There's a good reason she's not afraid of aging

Growing older is something that scares a lot of us, but it can be especially frightening for women in Hollywood who battle ageism in the sexist industry. Knightley isn't worried about getting older, though. She told the Daily Mail that she hopes to age gracefully. "I walk down the street and I see women with amazing gray hair and the lines on their face and I think it's the story of their life and I love it and I feel empowered by it and that's what I want to be when I grow up," she said.

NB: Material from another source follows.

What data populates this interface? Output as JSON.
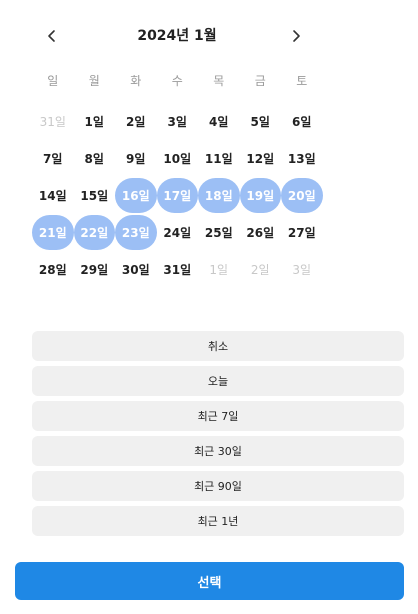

That's not to say that she doesn't feel the rush of panic when she finds a gray hair, but that has more to do with the fact that getting older and becoming a different version of yourself can be daunting, even if you're happy with your appearance. "You think you know what your body is and what your face is, then suddenly it changes," she explained.

Overall, everything has moved on the bright side as Knightley's grown older. She's become more secure in who she is as an actress, and has learned how to handle her fame. She told Glamour UK that things started to get "better and better" in her mid-20s, adding, "Maybe you stop caring as much about where you should be going and what other people think — which is all the s*** that makes you very unhappy early on."

We can't wait to see how Knightley's career keeps evolving!